On comparing notes as to their plans, it appeared that each party had about a week or ten days to spare; the captain before he must embark for Corfu, and Sir Guy and Lady Morville before the time they had fixed for returning home. Guy proposed to go together somewhere, spare the post-office further blunders, and get the Signor Capitano to be their interpreter.

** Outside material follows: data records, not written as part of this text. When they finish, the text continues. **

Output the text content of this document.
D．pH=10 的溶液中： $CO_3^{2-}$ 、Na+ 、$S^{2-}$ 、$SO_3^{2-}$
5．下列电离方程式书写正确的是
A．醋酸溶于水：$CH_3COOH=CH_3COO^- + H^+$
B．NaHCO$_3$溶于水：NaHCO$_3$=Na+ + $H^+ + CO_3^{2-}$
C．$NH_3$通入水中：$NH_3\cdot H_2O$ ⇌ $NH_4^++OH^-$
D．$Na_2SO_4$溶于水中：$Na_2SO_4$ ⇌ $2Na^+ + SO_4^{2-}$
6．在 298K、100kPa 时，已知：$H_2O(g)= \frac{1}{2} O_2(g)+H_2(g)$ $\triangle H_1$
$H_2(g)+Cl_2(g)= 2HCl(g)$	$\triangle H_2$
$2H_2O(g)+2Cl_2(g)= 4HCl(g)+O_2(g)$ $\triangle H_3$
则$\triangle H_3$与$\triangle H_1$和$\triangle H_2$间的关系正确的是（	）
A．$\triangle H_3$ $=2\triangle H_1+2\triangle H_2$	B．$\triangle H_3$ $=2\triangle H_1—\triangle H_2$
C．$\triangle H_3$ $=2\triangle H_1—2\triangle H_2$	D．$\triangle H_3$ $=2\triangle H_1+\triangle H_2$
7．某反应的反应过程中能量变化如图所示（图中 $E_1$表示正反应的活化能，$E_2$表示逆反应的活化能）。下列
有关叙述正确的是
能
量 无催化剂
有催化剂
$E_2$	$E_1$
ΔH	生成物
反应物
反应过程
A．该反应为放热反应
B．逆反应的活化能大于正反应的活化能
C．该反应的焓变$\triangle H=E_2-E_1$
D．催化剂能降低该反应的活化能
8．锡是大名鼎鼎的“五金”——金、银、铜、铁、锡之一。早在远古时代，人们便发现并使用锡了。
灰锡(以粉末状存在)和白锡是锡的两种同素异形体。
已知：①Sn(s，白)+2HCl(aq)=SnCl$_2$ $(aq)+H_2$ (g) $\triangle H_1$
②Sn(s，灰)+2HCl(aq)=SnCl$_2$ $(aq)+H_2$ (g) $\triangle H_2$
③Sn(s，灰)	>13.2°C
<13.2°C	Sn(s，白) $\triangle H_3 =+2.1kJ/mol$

Philip thought it would be an excellent thing for his young cousins for him to take charge of them, and show them how people ought to travel; so out came his little pocket map, marked with his route, before he left Ireland, whereas they seemed to have no fixed object, but to be always going 'somewhere.' It appeared that they had thought of Venice, but were easily diverted from it by his design of coasting the eastern bank of the Lago di Como, and so across the Stelvio into the Tyrol, all together as far as Botzen, whence Philip would turn southward by the mountain paths, while they would proceed to Innsbruck on their return home.